Mr Shaw told the Bay of Plenty Times that one neighbour, on a rare occasion, may have had droppings on washing, but he doubted it affected his two closest neighbours because of where trees grew.

"Most of the petitioners are not affected."

And because the hand-fed birds usually swallowed the food immediately, he disputed he was creating a rat problem. "Occasionally they will fly off with something I have thrown to them."

Mr Shaw said two visits by health inspectors had failed to find a problem.

He enjoyed helping feed injured and handicapped birds. It had begun eight years ago when a gull being fed by a woman in Cameron Rd took a liking to his fishing scraps.

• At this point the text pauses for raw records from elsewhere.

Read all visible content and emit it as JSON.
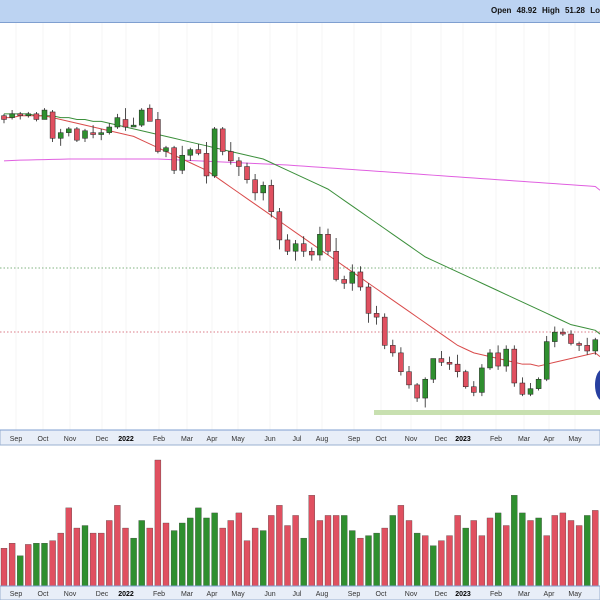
{
  "header": {
    "open_label": "Open",
    "open_value": "48.92",
    "high_label": "High",
    "high_value": "51.28",
    "low_label_partial": "Lo"
  },
  "colors": {
    "up": "#2f8f2f",
    "down": "#e05060",
    "ma_short": "#d94b4b",
    "ma_mid": "#3b8f3b",
    "ma_long": "#e060e0",
    "support_band": "#c8e0b0",
    "blue_marker": "#2840a0"
  },
  "chart_data": {
    "type": "candlestick",
    "x_axis_labels": [
      "Sep",
      "Oct",
      "Nov",
      "Dec",
      "2022",
      "Feb",
      "Mar",
      "Apr",
      "May",
      "Jun",
      "Jul",
      "Aug",
      "Sep",
      "Oct",
      "Nov",
      "Dec",
      "2023",
      "Feb",
      "Mar",
      "Apr",
      "May"
    ],
    "price_ylim": [
      0,
      100
    ],
    "volume_ylim": [
      0,
      100
    ],
    "grid": false,
    "candles": [
      [
        69,
        70,
        65,
        67
      ],
      [
        68,
        72,
        67,
        70
      ],
      [
        70,
        71,
        67,
        69
      ],
      [
        69,
        71,
        68,
        70
      ],
      [
        70,
        71,
        66,
        67
      ],
      [
        67,
        73,
        67,
        72
      ],
      [
        71,
        72,
        55,
        57
      ],
      [
        57,
        62,
        53,
        60
      ],
      [
        60,
        63,
        58,
        62
      ],
      [
        62,
        63,
        55,
        56
      ],
      [
        57,
        62,
        55,
        61
      ],
      [
        60,
        64,
        57,
        59
      ],
      [
        59,
        62,
        56,
        60
      ],
      [
        60,
        65,
        59,
        63
      ],
      [
        63,
        70,
        62,
        68
      ],
      [
        67,
        73,
        61,
        63
      ],
      [
        63,
        68,
        63,
        64
      ],
      [
        64,
        73,
        63,
        72
      ],
      [
        73,
        75,
        66,
        66
      ],
      [
        67,
        71,
        49,
        50
      ],
      [
        50,
        53,
        47,
        52
      ],
      [
        52,
        53,
        38,
        40
      ],
      [
        40,
        53,
        38,
        48
      ],
      [
        48,
        52,
        45,
        51
      ],
      [
        51,
        54,
        48,
        49
      ],
      [
        49,
        55,
        33,
        37
      ],
      [
        37,
        63,
        36,
        62
      ],
      [
        62,
        63,
        48,
        50
      ],
      [
        50,
        55,
        43,
        45
      ],
      [
        45,
        47,
        37,
        42
      ],
      [
        42,
        44,
        33,
        35
      ],
      [
        35,
        38,
        24,
        28
      ],
      [
        28,
        34,
        24,
        32
      ],
      [
        32,
        35,
        15,
        18
      ],
      [
        18,
        20,
        -2,
        3
      ],
      [
        3,
        6,
        -5,
        -3
      ],
      [
        -3,
        3,
        -8,
        1
      ],
      [
        1,
        5,
        -6,
        -3
      ],
      [
        -3,
        -1,
        -8,
        -5
      ],
      [
        -5,
        10,
        -8,
        6
      ],
      [
        6,
        9,
        -5,
        -3
      ],
      [
        -3,
        4,
        -19,
        -18
      ],
      [
        -18,
        -16,
        -23,
        -20
      ],
      [
        -20,
        -10,
        -24,
        -14
      ],
      [
        -14,
        -11,
        -24,
        -22
      ],
      [
        -22,
        -20,
        -41,
        -36
      ],
      [
        -36,
        -32,
        -42,
        -38
      ],
      [
        -38,
        -36,
        -55,
        -53
      ],
      [
        -53,
        -50,
        -59,
        -57
      ],
      [
        -57,
        -54,
        -69,
        -67
      ],
      [
        -67,
        -64,
        -76,
        -74
      ],
      [
        -74,
        -73,
        -83,
        -81
      ],
      [
        -81,
        -70,
        -86,
        -71
      ],
      [
        -71,
        -60,
        -73,
        -60
      ],
      [
        -60,
        -56,
        -64,
        -62
      ],
      [
        -62,
        -59,
        -66,
        -63
      ],
      [
        -63,
        -58,
        -70,
        -67
      ],
      [
        -67,
        -66,
        -76,
        -75
      ],
      [
        -75,
        -72,
        -80,
        -78
      ],
      [
        -78,
        -63,
        -80,
        -65
      ],
      [
        -65,
        -55,
        -66,
        -57
      ],
      [
        -57,
        -53,
        -66,
        -64
      ],
      [
        -64,
        -53,
        -67,
        -55
      ],
      [
        -55,
        -53,
        -75,
        -73
      ],
      [
        -73,
        -70,
        -80,
        -79
      ],
      [
        -79,
        -73,
        -80,
        -76
      ],
      [
        -76,
        -70,
        -77,
        -71
      ],
      [
        -71,
        -48,
        -72,
        -51
      ],
      [
        -51,
        -43,
        -54,
        -46
      ],
      [
        -46,
        -44,
        -48,
        -47
      ],
      [
        -47,
        -45,
        -53,
        -52
      ],
      [
        -52,
        -51,
        -56,
        -53
      ],
      [
        -53,
        -49,
        -58,
        -56
      ],
      [
        -56,
        -49,
        -58,
        -50
      ]
    ],
    "ma_short": [
      68,
      68,
      69,
      69,
      69,
      69,
      68,
      67,
      66,
      65,
      64,
      63,
      62,
      61,
      60,
      59,
      58,
      56,
      54,
      52,
      50,
      48,
      46,
      44,
      42,
      40,
      37,
      34,
      31,
      28,
      25,
      22,
      19,
      16,
      13,
      10,
      7,
      4,
      1,
      -2,
      -5,
      -8,
      -11,
      -14,
      -17,
      -20,
      -23,
      -26,
      -29,
      -32,
      -35,
      -38,
      -41,
      -44,
      -47,
      -50,
      -53,
      -55,
      -57,
      -58,
      -59,
      -60,
      -61,
      -62,
      -63,
      -63,
      -64,
      -63,
      -62,
      -61,
      -60,
      -59,
      -58,
      -57
    ],
    "ma_mid": [
      70,
      70,
      70,
      70,
      69,
      69,
      69,
      68,
      68,
      67,
      67,
      66,
      66,
      65,
      64,
      63,
      62,
      61,
      60,
      59,
      58,
      57,
      56,
      55,
      54,
      53,
      52,
      51,
      50,
      49,
      48,
      47,
      46,
      44,
      42,
      40,
      38,
      36,
      34,
      32,
      30,
      27,
      24,
      21,
      18,
      15,
      12,
      9,
      6,
      3,
      0,
      -3,
      -6,
      -8,
      -10,
      -12,
      -14,
      -16,
      -18,
      -20,
      -22,
      -24,
      -26,
      -28,
      -30,
      -32,
      -34,
      -36,
      -38,
      -40,
      -42,
      -43,
      -44,
      -45
    ],
    "ma_long": [
      45,
      45.2,
      45.4,
      45.5,
      45.6,
      45.7,
      45.8,
      45.9,
      46,
      46,
      46,
      46,
      46,
      46,
      46,
      46,
      46,
      46,
      46,
      46,
      45.8,
      45.6,
      45.4,
      45.2,
      45,
      44.8,
      44.6,
      44.4,
      44.2,
      44,
      43.8,
      43.6,
      43.4,
      43.2,
      43,
      42.8,
      42.5,
      42.2,
      41.9,
      41.6,
      41.3,
      41,
      40.7,
      40.4,
      40.1,
      39.8,
      39.5,
      39.2,
      38.9,
      38.6,
      38.3,
      38,
      37.7,
      37.4,
      37.1,
      36.8,
      36.5,
      36.2,
      35.9,
      35.6,
      35.3,
      35,
      34.7,
      34.4,
      34.1,
      33.8,
      33.5,
      33.2,
      32.9,
      32.6,
      32.3,
      32,
      31.7,
      31.4
    ],
    "horizontal_levels": [
      62,
      36
    ],
    "support_level": 10,
    "volume": [
      [
        30,
        "down"
      ],
      [
        34,
        "down"
      ],
      [
        24,
        "up"
      ],
      [
        33,
        "down"
      ],
      [
        34,
        "up"
      ],
      [
        34,
        "up"
      ],
      [
        36,
        "down"
      ],
      [
        42,
        "down"
      ],
      [
        62,
        "down"
      ],
      [
        46,
        "down"
      ],
      [
        48,
        "up"
      ],
      [
        42,
        "down"
      ],
      [
        42,
        "down"
      ],
      [
        52,
        "down"
      ],
      [
        64,
        "down"
      ],
      [
        46,
        "down"
      ],
      [
        38,
        "up"
      ],
      [
        52,
        "up"
      ],
      [
        46,
        "down"
      ],
      [
        100,
        "down"
      ],
      [
        50,
        "down"
      ],
      [
        44,
        "up"
      ],
      [
        50,
        "up"
      ],
      [
        54,
        "up"
      ],
      [
        62,
        "up"
      ],
      [
        54,
        "up"
      ],
      [
        58,
        "up"
      ],
      [
        46,
        "down"
      ],
      [
        52,
        "down"
      ],
      [
        58,
        "down"
      ],
      [
        36,
        "down"
      ],
      [
        46,
        "down"
      ],
      [
        44,
        "up"
      ],
      [
        56,
        "down"
      ],
      [
        64,
        "down"
      ],
      [
        48,
        "down"
      ],
      [
        56,
        "down"
      ],
      [
        38,
        "up"
      ],
      [
        72,
        "down"
      ],
      [
        52,
        "down"
      ],
      [
        56,
        "down"
      ],
      [
        56,
        "down"
      ],
      [
        56,
        "up"
      ],
      [
        44,
        "up"
      ],
      [
        38,
        "down"
      ],
      [
        40,
        "up"
      ],
      [
        42,
        "up"
      ],
      [
        46,
        "down"
      ],
      [
        56,
        "up"
      ],
      [
        64,
        "down"
      ],
      [
        52,
        "down"
      ],
      [
        42,
        "up"
      ],
      [
        40,
        "down"
      ],
      [
        32,
        "up"
      ],
      [
        36,
        "down"
      ],
      [
        40,
        "down"
      ],
      [
        56,
        "down"
      ],
      [
        46,
        "up"
      ],
      [
        52,
        "down"
      ],
      [
        40,
        "down"
      ],
      [
        54,
        "down"
      ],
      [
        58,
        "up"
      ],
      [
        48,
        "down"
      ],
      [
        72,
        "up"
      ],
      [
        58,
        "up"
      ],
      [
        52,
        "down"
      ],
      [
        54,
        "up"
      ],
      [
        40,
        "down"
      ],
      [
        56,
        "down"
      ],
      [
        58,
        "down"
      ],
      [
        52,
        "down"
      ],
      [
        48,
        "down"
      ],
      [
        56,
        "up"
      ],
      [
        60,
        "down"
      ]
    ]
  }
}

Mr Shaw then took sympathy on two gulls who limped around on stumps after their legs had become snarled in fishing line: "They had offspring and brought them back, and they brought their mates and word got around the gull community. I got all the waifs and strays."

Others had fishing line around their feet and he was able to get them tame enough to cut the line. He had also removed hooks from throats.

Mr Shaw fed about 25 birds each morning and afternoon session, giving them chicken hearts, mince and diced dog roll.